Arab Saudi mengatakan mencegat tujuh rudal balistik dan empat drone yang diluncurkan oleh Iran. Iran juga menembaki Israel.
Lebih dari 1.900 orang telah tewas di Iran sejak perang dimulai, tetapi pemerintah belum memperbarui jumlah korban selama berhari-hari.

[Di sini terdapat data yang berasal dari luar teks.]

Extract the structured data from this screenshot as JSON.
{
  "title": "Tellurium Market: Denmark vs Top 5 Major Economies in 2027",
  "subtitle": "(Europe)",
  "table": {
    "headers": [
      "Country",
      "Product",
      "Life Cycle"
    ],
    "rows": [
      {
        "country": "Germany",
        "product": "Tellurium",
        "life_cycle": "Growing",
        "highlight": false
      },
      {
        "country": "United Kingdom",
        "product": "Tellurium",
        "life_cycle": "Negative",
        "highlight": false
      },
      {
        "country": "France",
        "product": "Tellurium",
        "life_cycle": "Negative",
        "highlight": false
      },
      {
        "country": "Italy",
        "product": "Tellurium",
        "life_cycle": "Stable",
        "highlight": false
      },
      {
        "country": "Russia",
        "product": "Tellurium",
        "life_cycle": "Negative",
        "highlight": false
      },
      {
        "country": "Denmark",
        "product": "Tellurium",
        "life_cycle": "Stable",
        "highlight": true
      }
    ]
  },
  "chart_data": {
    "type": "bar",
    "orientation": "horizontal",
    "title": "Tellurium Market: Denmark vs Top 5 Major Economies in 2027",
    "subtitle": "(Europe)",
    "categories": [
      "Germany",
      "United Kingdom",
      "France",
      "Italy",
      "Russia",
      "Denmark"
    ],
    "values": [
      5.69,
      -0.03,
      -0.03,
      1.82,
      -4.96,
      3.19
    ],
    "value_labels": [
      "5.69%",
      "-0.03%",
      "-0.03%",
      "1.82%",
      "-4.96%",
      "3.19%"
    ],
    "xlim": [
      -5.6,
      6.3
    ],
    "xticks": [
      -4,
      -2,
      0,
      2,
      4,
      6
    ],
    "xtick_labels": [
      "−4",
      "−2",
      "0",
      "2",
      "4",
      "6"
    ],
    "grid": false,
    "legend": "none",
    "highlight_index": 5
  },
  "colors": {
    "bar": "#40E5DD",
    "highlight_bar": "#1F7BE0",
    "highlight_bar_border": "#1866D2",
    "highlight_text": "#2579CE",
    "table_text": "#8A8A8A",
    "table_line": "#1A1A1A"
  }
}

Di Lebanon, di mana Israel memerangi militan Hizbullah yang didukung Iran, lebih dari 1.500 orang telah tewas. dan lebih dari 1 juta orang telah mengungsi. Sebelas tentara Israel telah tewas di sana.
Di negara-negara Teluk Arab dan Tepi Barat yang diduduki, lebih dari dua lusin orang tewas, sementara 23 orang dilaporkan tewas di Israel, dan 13 anggota militer AS tewas.